Paris, le samedi 28 novembre 2020 - Il faut parfois prendre quelques minutes pour mesurer l’incroyable victoire remportée par la science sur le nouveau coronavirus. Moins d’un an après l’apparition du Sars-Cov-2, les plus grands laboratoires pharmaceutiques du monde sont d’ores et déjà presque en mesure de proposer à la population un vaccin qui permettra de contrôler, voire d’éradiquer, l’épidémie de Covid-19.
Reste à savoir comment les Etats vont-ils conduire leur politique de vaccination dans un contexte où la défiance et les discours complotistes ont considérablement amoindri la couverture vaccinale. En France, comme dans d’autres nations européennes, le débat semble d’ores et déjà tranché. Au cours de son adresse aux français le 24 novembre dernier, le président de la République a clairement indiqué que la vaccination au Covid-19 ne sera pas obligatoire.
En Europe, seule la région de Galice en Espagne envisage l’option inverse. Au Danemark, une proposition visant à rendre obligatoire la vaccination pour les populations à risque a suscité un tollé politique majeur.

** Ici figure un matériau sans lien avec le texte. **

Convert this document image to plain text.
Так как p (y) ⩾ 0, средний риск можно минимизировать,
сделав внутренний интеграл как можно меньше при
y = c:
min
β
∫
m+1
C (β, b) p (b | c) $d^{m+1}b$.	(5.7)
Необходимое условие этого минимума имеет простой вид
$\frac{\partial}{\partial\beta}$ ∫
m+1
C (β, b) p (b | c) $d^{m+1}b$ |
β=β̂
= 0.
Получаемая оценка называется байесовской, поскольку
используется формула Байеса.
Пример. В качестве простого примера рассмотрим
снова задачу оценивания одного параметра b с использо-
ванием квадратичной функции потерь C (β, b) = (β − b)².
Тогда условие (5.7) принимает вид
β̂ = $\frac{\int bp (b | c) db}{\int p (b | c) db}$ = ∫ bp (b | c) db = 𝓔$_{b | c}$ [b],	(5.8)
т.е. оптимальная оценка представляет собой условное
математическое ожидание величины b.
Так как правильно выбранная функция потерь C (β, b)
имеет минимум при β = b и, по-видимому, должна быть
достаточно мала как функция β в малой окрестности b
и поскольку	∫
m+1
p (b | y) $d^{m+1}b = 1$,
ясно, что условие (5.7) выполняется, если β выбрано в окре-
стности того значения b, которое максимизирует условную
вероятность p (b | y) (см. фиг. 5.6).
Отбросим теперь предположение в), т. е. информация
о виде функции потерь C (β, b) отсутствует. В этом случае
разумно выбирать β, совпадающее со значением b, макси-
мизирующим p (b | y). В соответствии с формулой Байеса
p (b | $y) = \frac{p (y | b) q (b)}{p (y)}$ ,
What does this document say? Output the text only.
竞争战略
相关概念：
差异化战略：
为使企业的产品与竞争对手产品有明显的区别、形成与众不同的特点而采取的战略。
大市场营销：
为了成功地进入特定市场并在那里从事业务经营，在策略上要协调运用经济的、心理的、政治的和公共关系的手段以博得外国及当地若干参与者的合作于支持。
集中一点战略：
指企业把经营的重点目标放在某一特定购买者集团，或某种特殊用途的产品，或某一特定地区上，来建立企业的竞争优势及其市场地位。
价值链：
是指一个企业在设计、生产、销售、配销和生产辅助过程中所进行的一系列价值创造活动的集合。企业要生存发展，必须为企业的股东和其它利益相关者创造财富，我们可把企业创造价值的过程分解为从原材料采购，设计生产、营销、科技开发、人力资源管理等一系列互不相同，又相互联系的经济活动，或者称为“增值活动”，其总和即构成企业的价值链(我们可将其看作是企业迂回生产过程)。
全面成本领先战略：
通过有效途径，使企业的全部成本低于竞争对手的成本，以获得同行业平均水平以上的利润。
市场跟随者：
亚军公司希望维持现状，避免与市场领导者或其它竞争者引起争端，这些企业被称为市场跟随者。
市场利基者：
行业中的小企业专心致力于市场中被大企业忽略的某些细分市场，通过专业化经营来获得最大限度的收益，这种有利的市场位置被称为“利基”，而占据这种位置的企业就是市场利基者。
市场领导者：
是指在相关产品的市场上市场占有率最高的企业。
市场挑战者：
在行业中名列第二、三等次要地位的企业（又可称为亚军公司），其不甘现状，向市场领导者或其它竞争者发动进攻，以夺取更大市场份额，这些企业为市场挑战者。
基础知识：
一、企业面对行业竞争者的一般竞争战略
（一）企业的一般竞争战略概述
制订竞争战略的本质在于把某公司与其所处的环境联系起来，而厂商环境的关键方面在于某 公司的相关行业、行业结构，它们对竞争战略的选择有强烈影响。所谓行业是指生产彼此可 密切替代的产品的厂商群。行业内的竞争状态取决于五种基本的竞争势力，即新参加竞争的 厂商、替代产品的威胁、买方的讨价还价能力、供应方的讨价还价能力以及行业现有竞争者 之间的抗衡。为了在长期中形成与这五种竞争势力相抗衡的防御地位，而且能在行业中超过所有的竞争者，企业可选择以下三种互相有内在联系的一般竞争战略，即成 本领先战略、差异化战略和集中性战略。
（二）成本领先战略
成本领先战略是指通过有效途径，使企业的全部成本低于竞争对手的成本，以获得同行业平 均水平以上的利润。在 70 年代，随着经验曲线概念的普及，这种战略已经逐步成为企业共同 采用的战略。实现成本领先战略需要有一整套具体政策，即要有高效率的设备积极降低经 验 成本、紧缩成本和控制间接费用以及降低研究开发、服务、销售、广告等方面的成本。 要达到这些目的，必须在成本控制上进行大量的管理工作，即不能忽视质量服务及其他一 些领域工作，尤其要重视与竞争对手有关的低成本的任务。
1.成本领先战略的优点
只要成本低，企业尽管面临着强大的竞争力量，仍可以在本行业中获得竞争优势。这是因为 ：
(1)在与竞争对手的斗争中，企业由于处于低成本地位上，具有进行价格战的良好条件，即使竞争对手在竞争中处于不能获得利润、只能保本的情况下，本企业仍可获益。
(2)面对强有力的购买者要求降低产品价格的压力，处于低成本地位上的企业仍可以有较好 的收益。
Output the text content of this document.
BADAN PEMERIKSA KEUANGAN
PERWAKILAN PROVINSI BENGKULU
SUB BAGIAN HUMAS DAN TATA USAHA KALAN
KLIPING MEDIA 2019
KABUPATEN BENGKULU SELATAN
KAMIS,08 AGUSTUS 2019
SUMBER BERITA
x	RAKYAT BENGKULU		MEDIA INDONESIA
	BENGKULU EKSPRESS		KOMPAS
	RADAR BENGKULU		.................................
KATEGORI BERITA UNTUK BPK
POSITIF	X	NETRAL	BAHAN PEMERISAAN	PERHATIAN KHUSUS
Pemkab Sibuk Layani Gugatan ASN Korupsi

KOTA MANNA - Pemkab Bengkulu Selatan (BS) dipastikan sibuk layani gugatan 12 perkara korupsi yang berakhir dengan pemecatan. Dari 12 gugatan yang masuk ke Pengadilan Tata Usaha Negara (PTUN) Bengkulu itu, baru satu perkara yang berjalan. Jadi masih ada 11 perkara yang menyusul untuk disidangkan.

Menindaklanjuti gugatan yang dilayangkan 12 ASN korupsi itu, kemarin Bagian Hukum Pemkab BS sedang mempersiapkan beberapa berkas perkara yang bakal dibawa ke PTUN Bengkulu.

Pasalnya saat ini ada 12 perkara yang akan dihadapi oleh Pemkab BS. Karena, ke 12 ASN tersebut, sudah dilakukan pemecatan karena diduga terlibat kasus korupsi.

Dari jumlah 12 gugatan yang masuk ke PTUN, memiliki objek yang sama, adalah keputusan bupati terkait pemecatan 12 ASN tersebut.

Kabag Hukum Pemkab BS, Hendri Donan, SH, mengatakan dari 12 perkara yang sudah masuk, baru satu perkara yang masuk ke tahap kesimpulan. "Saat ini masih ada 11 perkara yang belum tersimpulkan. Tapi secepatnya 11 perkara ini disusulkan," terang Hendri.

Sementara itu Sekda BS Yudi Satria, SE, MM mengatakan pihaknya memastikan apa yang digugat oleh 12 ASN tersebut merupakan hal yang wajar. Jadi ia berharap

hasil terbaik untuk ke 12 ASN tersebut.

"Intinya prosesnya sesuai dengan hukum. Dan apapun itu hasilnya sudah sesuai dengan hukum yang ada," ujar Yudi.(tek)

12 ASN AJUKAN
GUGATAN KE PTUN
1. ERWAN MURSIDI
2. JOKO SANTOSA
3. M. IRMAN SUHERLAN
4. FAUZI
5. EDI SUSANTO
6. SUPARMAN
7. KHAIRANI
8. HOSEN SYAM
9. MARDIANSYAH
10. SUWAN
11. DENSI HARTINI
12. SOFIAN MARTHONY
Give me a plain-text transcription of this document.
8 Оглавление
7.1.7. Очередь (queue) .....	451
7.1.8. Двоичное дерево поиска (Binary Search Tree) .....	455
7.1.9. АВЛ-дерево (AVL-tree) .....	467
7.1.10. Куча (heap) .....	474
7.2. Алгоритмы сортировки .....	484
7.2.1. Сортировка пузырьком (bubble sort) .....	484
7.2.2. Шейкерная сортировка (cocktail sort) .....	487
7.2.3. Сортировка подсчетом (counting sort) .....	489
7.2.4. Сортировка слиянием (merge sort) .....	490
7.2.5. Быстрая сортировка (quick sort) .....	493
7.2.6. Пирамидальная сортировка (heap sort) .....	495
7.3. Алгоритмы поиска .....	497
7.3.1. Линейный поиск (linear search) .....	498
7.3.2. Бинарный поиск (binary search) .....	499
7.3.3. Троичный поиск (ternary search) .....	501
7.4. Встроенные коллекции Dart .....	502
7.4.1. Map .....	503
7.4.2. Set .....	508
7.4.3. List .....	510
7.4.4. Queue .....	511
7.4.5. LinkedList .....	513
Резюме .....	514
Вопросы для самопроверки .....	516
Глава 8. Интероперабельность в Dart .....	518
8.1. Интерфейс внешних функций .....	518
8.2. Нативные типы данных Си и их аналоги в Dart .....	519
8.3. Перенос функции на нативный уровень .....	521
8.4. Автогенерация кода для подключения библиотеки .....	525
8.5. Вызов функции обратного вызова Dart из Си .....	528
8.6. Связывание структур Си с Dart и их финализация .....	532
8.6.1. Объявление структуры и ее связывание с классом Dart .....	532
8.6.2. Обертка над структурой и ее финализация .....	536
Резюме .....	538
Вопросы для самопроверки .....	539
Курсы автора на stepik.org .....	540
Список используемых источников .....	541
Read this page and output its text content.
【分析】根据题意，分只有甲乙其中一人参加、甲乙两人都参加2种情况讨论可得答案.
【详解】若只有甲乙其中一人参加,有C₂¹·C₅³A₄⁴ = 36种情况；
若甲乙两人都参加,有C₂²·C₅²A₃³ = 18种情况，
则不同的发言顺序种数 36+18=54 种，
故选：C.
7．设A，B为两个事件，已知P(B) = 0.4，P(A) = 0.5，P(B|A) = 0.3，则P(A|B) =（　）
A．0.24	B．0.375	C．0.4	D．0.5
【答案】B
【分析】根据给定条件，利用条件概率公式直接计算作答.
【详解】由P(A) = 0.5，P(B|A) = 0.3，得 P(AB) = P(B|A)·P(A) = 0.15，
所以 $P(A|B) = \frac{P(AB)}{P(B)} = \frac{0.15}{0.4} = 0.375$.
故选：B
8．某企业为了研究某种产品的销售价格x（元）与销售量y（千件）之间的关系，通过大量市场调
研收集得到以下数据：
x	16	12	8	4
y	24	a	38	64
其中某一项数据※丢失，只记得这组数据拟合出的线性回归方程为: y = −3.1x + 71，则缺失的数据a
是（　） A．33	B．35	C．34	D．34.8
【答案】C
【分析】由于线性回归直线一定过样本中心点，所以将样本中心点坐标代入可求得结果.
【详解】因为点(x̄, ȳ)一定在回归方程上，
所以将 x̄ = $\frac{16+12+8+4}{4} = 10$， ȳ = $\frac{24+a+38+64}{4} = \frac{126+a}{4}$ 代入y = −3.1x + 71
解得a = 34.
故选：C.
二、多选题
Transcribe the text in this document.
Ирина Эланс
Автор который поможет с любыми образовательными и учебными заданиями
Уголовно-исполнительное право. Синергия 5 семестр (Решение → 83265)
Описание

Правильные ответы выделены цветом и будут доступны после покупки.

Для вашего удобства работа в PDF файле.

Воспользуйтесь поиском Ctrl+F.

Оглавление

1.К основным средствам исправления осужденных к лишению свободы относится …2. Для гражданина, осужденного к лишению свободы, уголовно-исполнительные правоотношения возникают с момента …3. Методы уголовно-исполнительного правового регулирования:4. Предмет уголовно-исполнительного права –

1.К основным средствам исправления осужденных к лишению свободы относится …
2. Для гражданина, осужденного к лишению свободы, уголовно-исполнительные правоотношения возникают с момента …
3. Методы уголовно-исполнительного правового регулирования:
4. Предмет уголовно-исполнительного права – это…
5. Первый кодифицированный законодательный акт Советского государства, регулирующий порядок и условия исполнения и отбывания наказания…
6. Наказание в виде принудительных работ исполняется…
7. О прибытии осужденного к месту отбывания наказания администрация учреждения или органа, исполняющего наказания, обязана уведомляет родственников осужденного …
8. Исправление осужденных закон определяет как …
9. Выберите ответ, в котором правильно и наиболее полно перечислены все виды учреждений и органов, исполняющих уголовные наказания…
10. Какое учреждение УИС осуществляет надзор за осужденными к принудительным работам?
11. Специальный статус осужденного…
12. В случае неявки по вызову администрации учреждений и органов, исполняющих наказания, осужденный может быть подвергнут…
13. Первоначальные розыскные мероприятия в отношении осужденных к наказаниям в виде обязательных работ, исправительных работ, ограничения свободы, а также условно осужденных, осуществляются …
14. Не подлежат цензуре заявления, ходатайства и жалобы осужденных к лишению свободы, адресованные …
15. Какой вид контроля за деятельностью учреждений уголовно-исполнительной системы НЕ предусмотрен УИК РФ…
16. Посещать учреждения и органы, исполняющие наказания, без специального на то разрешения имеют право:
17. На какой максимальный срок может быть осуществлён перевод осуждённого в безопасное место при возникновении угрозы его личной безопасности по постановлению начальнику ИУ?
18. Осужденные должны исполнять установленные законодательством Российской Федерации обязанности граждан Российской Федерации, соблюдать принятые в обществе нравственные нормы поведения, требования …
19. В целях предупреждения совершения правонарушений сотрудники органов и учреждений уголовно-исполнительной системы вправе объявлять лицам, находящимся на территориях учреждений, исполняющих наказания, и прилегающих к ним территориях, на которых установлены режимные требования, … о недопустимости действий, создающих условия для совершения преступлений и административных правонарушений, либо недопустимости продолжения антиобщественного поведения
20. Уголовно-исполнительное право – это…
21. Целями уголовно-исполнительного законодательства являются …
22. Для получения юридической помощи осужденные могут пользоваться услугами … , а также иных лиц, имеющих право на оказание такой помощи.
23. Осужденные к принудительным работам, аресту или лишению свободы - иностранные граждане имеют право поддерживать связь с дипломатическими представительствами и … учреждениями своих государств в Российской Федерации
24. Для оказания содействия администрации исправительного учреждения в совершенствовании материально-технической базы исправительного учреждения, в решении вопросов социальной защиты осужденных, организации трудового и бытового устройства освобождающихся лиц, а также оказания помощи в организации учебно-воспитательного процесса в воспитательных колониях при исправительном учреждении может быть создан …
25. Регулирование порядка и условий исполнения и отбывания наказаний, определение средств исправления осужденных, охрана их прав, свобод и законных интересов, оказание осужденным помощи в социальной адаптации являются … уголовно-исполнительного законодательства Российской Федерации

Mais comme souvent, le secteur privé risque d’avoir son mot à dire. Lundi 23 novembre, la compagnie aérienne australienne Quantas a annoncé qu’elle rendra obligatoire la vaccination de tous les passagers sur ses vols internationaux (et donc très probablement aussi pour ses personnels). D’autres compagnies aériennes ont annoncé envisager une solution similaire, encouragent la mise en place d’un carnet de vaccination dématérialisé.
Une prise de position qui pose débat : dans quelle mesure les sociétés privées peuvent rendre obligatoire la vaccination contre le Covid-19 ?
Peut-on rendre la vaccination obligatoire pour les soignants ?
Le droit français permet dans certains cas de rendre obligatoire la vaccination contre certaines affections. Tout d’abord, s’agissant des professionnels de santé, le Code de la Santé Publique fixe un principe clair : les sujets exerçant une profession les exposant à des personnes « à risque » doivent être immunisés contre l’hépatite B, la diphtérie, la poliomyélite et la grippe.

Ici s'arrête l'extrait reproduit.